Again, no response was received from the Claimant. By letter dated December 17, 1998, the Carrier advised the Claimant that vocational rehabilitation was also available to assist him in returning to work. Vocational rehabilitation services were to include such things as job modification and/or accommodation, vocational evaluation and counseling, and skills development.


The Claimant did not avail himself of those services either. Instead, on January 6, 1999, the Organization filed the instant claim on his behalf, contending that the Claimant had been improperly withheld from service. The claim also sought the

Form 1 Award No. 36034
Page 3 Docket No. MW-36057
02-3-00-3-202

establishment of a Medical Board pursuant to Rule 50 of the Agreement to resolve any dispute about the Claimant's physical condition.


The record further shows that on February 3, 1999, the Carrier's Medical Department received a release dated December 23,1998 from the Claimant's physician, Dr. Dunn. Two days later, on February 5, 1999, the Claimant was reinstated. He immediately entered a back hardening program offered through the Cottonwood Hospital in Salt Lake City.


The Carrier denied the Organization's claim on March 4, 1999, noting that the Claimant had accepted an offer for vocational services and work hardening. The Claimant completed the work hardening program and was returned to work on March 26, 1999.


The Organization's position is twofold. First, it argues that the Carrier did not have a valid reason for removing the Claimant from service. Second, the Organization contends that the Carrier violated Rule 50(e) of the Agreement by not agreeing to a three-doctor Medical Board.
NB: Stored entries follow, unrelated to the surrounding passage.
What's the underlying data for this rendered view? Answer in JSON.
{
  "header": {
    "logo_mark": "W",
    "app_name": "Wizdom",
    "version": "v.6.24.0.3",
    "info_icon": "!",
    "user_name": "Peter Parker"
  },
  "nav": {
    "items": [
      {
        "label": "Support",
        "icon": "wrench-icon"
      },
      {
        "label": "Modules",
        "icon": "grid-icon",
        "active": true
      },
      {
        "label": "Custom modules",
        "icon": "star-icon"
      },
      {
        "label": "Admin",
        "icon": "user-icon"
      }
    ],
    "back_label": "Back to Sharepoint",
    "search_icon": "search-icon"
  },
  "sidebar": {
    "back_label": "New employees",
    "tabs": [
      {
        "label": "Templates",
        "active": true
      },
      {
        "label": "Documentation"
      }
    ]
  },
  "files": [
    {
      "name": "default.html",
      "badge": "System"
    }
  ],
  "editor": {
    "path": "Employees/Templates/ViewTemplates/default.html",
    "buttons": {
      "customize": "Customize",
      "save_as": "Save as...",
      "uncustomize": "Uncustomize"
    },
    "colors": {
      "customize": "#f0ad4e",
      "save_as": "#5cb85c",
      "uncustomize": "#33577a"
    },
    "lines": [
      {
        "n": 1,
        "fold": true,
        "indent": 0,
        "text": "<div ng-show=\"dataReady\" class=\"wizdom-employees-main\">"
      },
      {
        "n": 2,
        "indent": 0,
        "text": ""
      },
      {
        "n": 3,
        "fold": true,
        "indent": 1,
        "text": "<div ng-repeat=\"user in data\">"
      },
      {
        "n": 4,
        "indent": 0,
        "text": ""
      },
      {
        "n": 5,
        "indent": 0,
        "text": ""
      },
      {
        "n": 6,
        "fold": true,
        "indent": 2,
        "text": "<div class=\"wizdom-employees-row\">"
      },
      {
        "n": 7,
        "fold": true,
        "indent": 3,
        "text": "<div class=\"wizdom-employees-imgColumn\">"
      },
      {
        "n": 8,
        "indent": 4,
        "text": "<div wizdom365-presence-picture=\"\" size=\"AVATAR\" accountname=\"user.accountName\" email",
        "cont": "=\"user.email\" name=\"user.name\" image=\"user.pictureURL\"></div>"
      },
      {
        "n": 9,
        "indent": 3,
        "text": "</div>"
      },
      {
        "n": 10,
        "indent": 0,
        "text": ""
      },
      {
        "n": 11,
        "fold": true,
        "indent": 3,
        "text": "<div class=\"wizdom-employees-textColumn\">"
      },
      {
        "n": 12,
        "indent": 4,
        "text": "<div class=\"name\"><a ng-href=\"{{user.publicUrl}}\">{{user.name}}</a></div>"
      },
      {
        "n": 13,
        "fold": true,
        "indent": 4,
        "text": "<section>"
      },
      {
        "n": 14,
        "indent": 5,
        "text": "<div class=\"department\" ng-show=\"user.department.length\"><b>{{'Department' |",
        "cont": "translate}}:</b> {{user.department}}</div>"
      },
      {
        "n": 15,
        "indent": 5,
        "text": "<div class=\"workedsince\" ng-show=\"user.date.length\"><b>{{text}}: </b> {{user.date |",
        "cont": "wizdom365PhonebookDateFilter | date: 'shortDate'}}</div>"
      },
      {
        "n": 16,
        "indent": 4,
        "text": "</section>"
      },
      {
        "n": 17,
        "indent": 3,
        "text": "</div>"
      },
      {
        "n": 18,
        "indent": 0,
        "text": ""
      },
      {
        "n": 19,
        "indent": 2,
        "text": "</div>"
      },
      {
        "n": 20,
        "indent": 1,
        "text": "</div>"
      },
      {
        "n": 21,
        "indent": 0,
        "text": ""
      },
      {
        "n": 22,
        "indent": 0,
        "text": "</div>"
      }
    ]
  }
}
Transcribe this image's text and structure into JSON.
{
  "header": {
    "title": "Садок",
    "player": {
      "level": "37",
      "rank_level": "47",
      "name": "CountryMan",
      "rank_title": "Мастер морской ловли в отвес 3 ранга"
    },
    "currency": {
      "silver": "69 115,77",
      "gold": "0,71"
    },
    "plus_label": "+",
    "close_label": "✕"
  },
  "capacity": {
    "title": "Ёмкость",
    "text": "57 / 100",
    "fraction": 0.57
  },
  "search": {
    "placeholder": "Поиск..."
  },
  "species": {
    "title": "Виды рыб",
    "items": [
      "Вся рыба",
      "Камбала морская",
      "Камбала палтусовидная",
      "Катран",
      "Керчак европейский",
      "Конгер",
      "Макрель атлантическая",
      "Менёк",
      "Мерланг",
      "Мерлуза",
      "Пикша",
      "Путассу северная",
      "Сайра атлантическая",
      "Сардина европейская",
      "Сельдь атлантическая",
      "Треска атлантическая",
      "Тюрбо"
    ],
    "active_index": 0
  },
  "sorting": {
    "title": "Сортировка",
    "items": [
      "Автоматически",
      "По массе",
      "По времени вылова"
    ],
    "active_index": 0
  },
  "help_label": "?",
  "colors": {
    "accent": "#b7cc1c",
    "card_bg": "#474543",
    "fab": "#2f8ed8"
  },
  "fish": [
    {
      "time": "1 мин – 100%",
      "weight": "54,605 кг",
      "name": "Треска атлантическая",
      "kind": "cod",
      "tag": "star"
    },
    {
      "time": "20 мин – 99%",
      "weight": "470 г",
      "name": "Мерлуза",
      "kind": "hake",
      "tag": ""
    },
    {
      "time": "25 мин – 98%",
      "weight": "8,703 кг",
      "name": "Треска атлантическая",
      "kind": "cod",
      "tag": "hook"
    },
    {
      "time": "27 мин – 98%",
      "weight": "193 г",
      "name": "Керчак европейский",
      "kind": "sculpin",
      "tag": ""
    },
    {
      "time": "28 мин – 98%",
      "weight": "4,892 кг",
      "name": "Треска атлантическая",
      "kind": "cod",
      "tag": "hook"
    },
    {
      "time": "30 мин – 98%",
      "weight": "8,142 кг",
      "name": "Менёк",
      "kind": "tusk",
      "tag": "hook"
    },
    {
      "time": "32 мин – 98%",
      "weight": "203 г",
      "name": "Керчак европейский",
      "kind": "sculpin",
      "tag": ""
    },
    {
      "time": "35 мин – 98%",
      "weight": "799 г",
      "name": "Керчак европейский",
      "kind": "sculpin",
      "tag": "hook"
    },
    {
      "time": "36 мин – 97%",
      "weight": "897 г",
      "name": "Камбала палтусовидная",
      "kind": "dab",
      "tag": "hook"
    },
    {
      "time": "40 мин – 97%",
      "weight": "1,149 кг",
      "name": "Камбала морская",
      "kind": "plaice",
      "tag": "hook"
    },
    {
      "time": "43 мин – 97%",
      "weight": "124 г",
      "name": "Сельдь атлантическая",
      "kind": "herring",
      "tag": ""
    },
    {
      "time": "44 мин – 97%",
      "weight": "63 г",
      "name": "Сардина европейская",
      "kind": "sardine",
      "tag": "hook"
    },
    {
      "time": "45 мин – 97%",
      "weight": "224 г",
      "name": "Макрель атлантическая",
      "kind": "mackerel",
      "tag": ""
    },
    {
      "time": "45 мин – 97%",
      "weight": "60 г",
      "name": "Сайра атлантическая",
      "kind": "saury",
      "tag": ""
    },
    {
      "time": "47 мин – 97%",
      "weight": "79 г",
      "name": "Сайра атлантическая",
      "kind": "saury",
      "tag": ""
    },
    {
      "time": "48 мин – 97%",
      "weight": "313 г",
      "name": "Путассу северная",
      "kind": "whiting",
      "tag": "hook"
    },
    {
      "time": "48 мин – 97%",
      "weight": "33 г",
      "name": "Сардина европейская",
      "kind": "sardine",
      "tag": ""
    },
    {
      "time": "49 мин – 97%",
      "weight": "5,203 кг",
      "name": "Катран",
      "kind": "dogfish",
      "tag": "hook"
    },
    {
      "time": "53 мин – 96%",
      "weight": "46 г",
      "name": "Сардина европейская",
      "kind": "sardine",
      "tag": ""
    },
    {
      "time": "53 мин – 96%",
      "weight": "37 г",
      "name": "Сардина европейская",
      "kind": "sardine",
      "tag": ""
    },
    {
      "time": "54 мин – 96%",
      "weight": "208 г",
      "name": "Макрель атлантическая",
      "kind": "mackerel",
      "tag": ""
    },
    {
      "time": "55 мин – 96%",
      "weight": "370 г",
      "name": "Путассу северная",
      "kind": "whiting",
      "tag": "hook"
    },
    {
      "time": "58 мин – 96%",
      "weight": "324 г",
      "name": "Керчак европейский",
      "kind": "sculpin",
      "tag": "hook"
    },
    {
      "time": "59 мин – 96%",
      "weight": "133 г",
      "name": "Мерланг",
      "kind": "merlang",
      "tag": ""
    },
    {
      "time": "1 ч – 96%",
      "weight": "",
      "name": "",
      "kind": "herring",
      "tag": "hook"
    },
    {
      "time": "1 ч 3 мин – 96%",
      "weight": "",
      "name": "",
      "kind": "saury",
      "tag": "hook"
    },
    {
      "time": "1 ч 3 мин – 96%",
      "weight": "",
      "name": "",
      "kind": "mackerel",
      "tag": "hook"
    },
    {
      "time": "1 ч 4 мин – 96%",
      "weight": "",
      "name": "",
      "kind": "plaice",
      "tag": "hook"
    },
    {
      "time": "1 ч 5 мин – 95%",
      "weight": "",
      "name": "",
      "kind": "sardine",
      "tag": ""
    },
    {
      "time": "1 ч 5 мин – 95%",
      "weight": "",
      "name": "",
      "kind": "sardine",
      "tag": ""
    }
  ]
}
The Board reviewed the record as it developed on the property and concludes that the Organization's contentions are unconvincing. As the foregoing recitation of facts demonstrates, the results of the Claimant's functional capacity evaluation indicated his condition was worsening. Under these circumstances, we find that the Carrier had a legitimate, reasonable basis for temporarily removing the Claimant from service pending further medical evaluation in accordance with Rule 2.5(b) of the Carrier's Medical Rules. This conclusion is consistent with the numerous Awards of the Board which have confirmed the right of the Carrier to withhold employees when it has reason to believe their physical condition may not permit them to perform the duties of their assignment safely and to medically disqualify them from duty if the employee has a medical condition that does not meet the Carrier's medical standards. Third Division Awards 16579, 29818, 32585, 33627.


Moreover, we find no basis for a finding that the Carrier violated Rule 50(e) of the Agreement by denying the Organization's request for the establishment of a Medical Board. Rule 50(e) applies only when there is a disagreement between the doctors of the Carrier and the employee. In this case, the report from the Claimant's physician was not received by the Carrier until February 3,1999. There is no evidence of a disagreement between the medical authorities at that time which would trigger the

Form 1 Award No. 36034
Page 4 Docket No. MW-36057


application of Rule 50 (e) of the Agreement. On the contrary, the Claimant was returned to work whereupon he successfully completed the work hardening program.


It is clear that any lost work time cannot be attributed to improper actions on the part of the Carrier. More than two months elapsed before the Carrier was provided with the medical information requested. Once the medical documentation was received, the Carrier acted expeditiously to return the Claimant to service. In addition, the Claimant was compensated for the time he participated in the work hardening program. He was not kept out of service for an inordinate or excessive time thereafter.


Concluding as we do that no Agreement violation has been proven, the claim for lost wages must be denied.




      Claim denied.


                        ORDER


This Board, after consideration of the dispute identified above, hereby orders that an Award favorable to the Claimant(s) not be made.


                        NATIONAL RAILROAD ADJUSTMENT BOARD By Order of Third Division


                        Dated at Chicago, Illinois, this 21st day of May, 2002.